I would message something like this too.

tulippa · 21/09/2024 18:12

Not weird as such but definitely nosy and rude. Did your DD know the answers?

DS recently got asked by a friend's mum that if one of his parents were to die would he prefer it to be me or DH? I thought that was weird.

User28473 · 21/09/2024 18:18

There was a mum like this at my children's primary school. Very nosey and forward with personal questions. She had a huge house very close to school. She ended up with a select group of children who would regularly be invited after school and to exclusive parties for many occasions that she wasn't discreet about (sending paper invites in, in the age of online invites), the only common denominator was all the parents of the children invited were professionals such as doctors, lawyers etc the parents didn't seem to even have much in common. My daughter was only invited once, at the beginning of primary. Clearly she failed the interview and we didn't meet her expectations. My daughter actually was close friends with hers, and it was heartbreaking having to walk behind them and say sorry you weren't invited.

Himitsu · 21/09/2024 18:19

Annoyingly my daughter did know the answers to the questions! But yeah it’s fucking weird isn’t it. I feel an bit invaded!

OP posts:
Orangebadger · 21/09/2024 18:22

This reply has been deleted

This has been deleted by MNHQ for breaking our Talk Guidelines. Previously banned poster.

Yeah this! Nosey fucker!

Aquamarine1029 · 21/09/2024 18:25

My child would never be going back there. What a bitch.

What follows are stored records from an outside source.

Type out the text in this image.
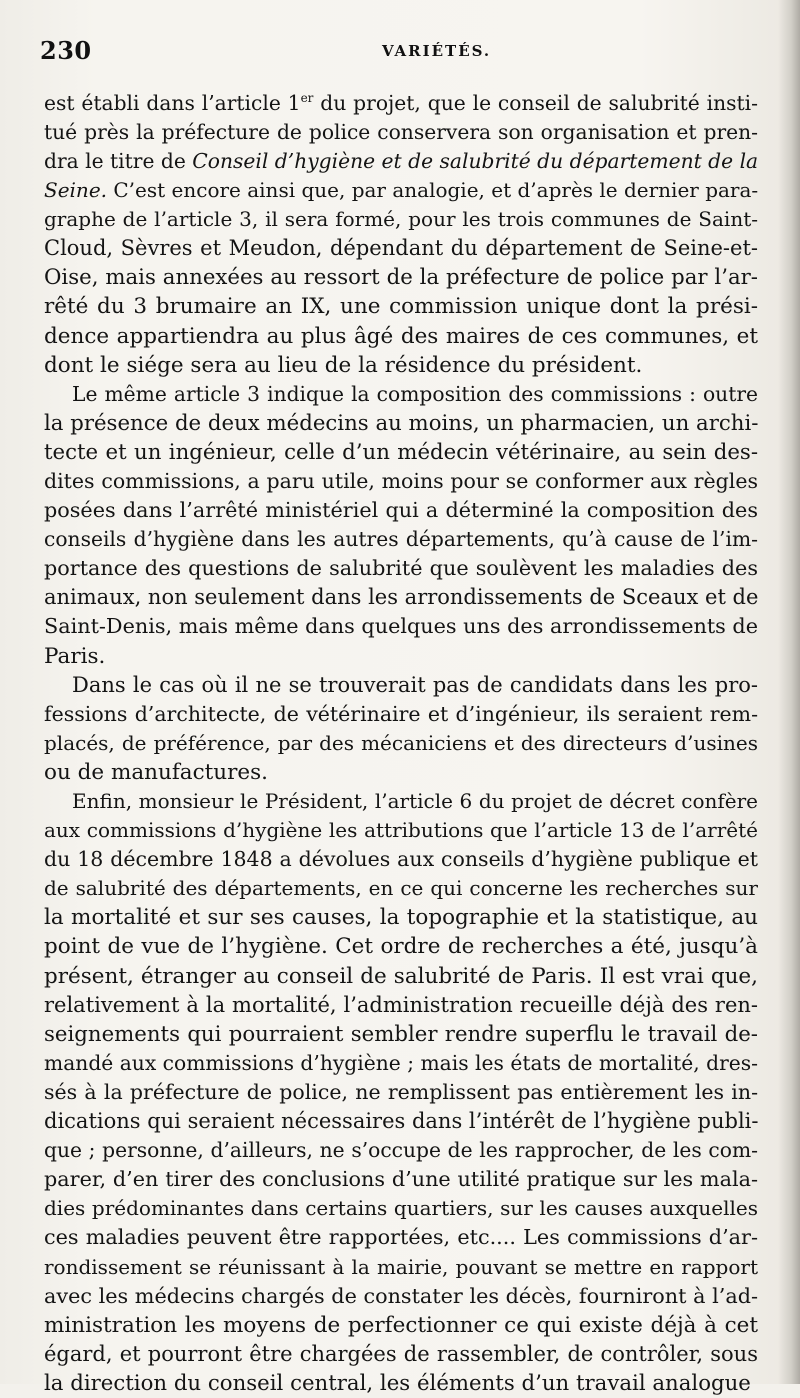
230	VARIÉTÉS.

est établi dans l’article 1er du projet, que le conseil de salubrité insti-
tué près la préfecture de police conservera son organisation et pren-
dra le titre de Conseil d’hygiène et de salubrité du département de la
Seine. C’est encore ainsi que, par analogie, et d’après le dernier para-
graphe de l’article 3, il sera formé, pour les trois communes de Saint-
Cloud, Sèvres et Meudon, dépendant du département de Seine-et-
Oise, mais annexées au ressort de la préfecture de police par l’ar-
rêté du 3 brumaire an IX, une commission unique dont la prési-
dence appartiendra au plus âgé des maires de ces communes, et
dont le siége sera au lieu de la résidence du président.

Le même article 3 indique la composition des commissions : outre
la présence de deux médecins au moins, un pharmacien, un archi-
tecte et un ingénieur, celle d’un médecin vétérinaire, au sein des-
dites commissions, a paru utile, moins pour se conformer aux règles
posées dans l’arrêté ministériel qui a déterminé la composition des
conseils d’hygiène dans les autres départements, qu’à cause de l’im-
portance des questions de salubrité que soulèvent les maladies des
animaux, non seulement dans les arrondissements de Sceaux et de
Saint-Denis, mais même dans quelques uns des arrondissements de
Paris.

Dans le cas où il ne se trouverait pas de candidats dans les pro-
fessions d’architecte, de vétérinaire et d’ingénieur, ils seraient rem-
placés, de préférence, par des mécaniciens et des directeurs d’usines
ou de manufactures.

Enfin, monsieur le Président, l’article 6 du projet de décret confère
aux commissions d’hygiène les attributions que l’article 13 de l’arrêté
du 18 décembre 1848 a dévolues aux conseils d’hygiène publique et
de salubrité des départements, en ce qui concerne les recherches sur
la mortalité et sur ses causes, la topographie et la statistique, au
point de vue de l’hygiène. Cet ordre de recherches a été, jusqu’à
présent, étranger au conseil de salubrité de Paris. Il est vrai que,
relativement à la mortalité, l’administration recueille déjà des ren-
seignements qui pourraient sembler rendre superflu le travail de-
mandé aux commissions d’hygiène ; mais les états de mortalité, dres-
sés à la préfecture de police, ne remplissent pas entièrement les in-
dications qui seraient nécessaires dans l’intérêt de l’hygiène publi-
que ; personne, d’ailleurs, ne s’occupe de les rapprocher, de les com-
parer, d’en tirer des conclusions d’une utilité pratique sur les mala-
dies prédominantes dans certains quartiers, sur les causes auxquelles
ces maladies peuvent être rapportées, etc.... Les commissions d’ar-
rondissement se réunissant à la mairie, pouvant se mettre en rapport
avec les médecins chargés de constater les décès, fourniront à l’ad-
ministration les moyens de perfectionner ce qui existe déjà à cet
égard, et pourront être chargées de rassembler, de contrôler, sous
la direction du conseil central, les éléments d’un travail analogue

Saltedbutter · 21/09/2024 18:28

Aside from the job one which I would put down to general chit chat - the rest is fucking weird and I can’t find an innocent explanation for it. Definitely a case of measuring you.

housethatbuiltme · 21/09/2024 18:34

Quizing all that at once weird.

Something come up in conversation, like I wouldn't in general find it odd to be asked about a job, degree, car if thats what the general topic of conversation is on. Its not secretive.

As a kid people use to often ask me about my dads car, I always got 'your dads the farmer with the big jeep right?' (we are not farmers and never own a jeep lol but my dad did fix up a few old land rovers though). So I can see kids being asked stuff like 'what school does your mam teach at?' or 'is that your dads new Mercedes I saw at your house?' etc...

I honestly don't know how you could have a conversation with a 10 year old about rent/mortgages though, what on earth would a 10 year old know about that? That a bizarre thing to ask.

Himitsu · 21/09/2024 19:11

That’s for confirming. I thought it was odd! Not in a huge hurry for my daughter to go back there.

OP posts:
MsCactus · 21/09/2024 19:12

I actually remember a mum like this when I was 10. She asked me how many bedrooms my house had, how many bathrooms, how big the rooms were, what my parents did for work. I was baffled.

Looking back, she was status obsessed and a snob. As I grew up, she had an affair with three different men, each time trading up to a husband with more money. Her step kid tried to commit suicide though as a teen, because they hated her so much and she wouldn't let them see their mum. Now none of her biological or step kids will speak to her as adults...

So... You know, she's probably someone horrible like that 🙈

RaininSummer · 21/09/2024 19:13

The other mum sounds wildly snobbish. Reminds of the school interview I had years ago aged 10, after I passed their selection test where I was asked what my Father did and what newspaper he read. I am still outraged about that over 50 years later.

Newsenmum · 21/09/2024 19:37

CheeryUser · 21/09/2024 17:58

The mum is trying to figure out if you are “her kind of people”. Grin

I agree and it’s not very subtle is it 😂

Newsenmum · 21/09/2024 19:39

tulippa · 21/09/2024 18:12

Not weird as such but definitely nosy and rude. Did your DD know the answers?

DS recently got asked by a friend's mum that if one of his parents were to die would he prefer it to be me or DH? I thought that was weird.

omg

ArabellaFishwife · 21/09/2024 19:46

I'm baffled that so many of you think it's normal to ask a primary school aged child what their parents do for a living. How does that come up exactly?
The rest of it is intrusive and weird too.